When SEGA picked up the Marvel license, the deal turned heads. Alas, the only decent thing to come of it was the barely above average Captain America: Super Soldier and a mildly diverting Thor tie-in for Nintendo DS – the best of a very bad bunch. Arguably, THQ’s Marvel Super Hero Squad series from 2009 found more success, aimed at younger gamers.
These games, while of dubious quality, are all well-remembered. The cost of Marvel licensing was starting to rise, and so publishers were pushing their superhero tie-ins heavily. There was, however, another Marvel game released around this time, which came and went with barely a whisper.

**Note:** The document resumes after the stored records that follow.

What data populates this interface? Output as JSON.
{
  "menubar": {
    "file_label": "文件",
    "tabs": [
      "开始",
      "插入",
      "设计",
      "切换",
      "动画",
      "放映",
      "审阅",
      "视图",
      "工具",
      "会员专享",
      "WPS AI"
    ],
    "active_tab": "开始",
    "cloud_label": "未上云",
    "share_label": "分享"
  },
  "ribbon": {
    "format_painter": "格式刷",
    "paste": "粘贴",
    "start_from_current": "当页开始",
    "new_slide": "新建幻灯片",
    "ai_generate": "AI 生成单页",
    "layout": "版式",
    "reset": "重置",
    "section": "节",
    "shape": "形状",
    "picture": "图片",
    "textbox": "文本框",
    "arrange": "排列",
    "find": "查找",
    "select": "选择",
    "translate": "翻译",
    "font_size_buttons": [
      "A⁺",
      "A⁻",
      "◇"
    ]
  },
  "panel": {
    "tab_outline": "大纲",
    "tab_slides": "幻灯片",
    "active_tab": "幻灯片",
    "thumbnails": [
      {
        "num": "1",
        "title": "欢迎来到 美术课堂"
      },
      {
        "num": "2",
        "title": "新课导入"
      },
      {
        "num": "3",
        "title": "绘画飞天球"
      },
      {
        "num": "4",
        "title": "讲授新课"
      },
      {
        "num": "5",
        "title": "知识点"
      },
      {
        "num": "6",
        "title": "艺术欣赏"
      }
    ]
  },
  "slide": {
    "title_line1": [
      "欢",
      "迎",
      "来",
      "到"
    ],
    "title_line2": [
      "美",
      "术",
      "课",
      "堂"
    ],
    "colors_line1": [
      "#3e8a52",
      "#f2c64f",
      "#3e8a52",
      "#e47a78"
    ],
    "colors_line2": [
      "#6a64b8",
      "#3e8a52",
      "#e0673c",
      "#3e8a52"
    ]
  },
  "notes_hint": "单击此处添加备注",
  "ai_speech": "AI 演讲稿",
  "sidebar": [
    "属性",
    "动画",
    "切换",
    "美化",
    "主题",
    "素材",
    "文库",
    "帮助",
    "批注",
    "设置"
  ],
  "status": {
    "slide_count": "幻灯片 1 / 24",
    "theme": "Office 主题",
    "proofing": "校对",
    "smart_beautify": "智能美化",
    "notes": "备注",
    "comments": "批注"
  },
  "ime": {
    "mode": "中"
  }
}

Marvel Superheroes 3D: Grandmaster’s Challenge was released exclusively on Wii in December 2010, published by European outfit BigBen Interactive and developed by Parisian studio Neko. The Wii was very much in its prime – some of the year’s biggest releases included Super Mario Galaxy 2, Donkey Kong Country Returns, Metroid: Other M, and Kirby’s Epic Yarn – yet Marvel Superheroes 3D was able to elude the press and slip into stores with next to no fanfare.
How and why this happened is open to good old speculation. The ideal place to start is with the game’s quality – the few gaming sites to give it the review treatment were left far from impressed. It was an on-rails shooter of sorts, viewed from first-person and heavily reliant on motion controls. A board game-style hub acted as the overworld, with the ultimate goal being to work your way to the middle and smash the giant blue dome protecting the titular villain.
Iron Man, Captain America, Thor, Wolverine and Spider-Man were playable characters, while Dr Doom, Juggernaut, Lizardman, Green Goblin, Red Skull and the Grandmaster himself filled the enemy roster. Mister Fantastic and Nova showed up as supporting characters, meanwhile, appearing mid-battle to dish out bonuses and hints.
Reportedly, the incredibly simple action sequences lasted for mere minutes, and everything on offer could be seen within half an hour. It was, without doubt, a budget game that had been knocked up quickly and cheaply.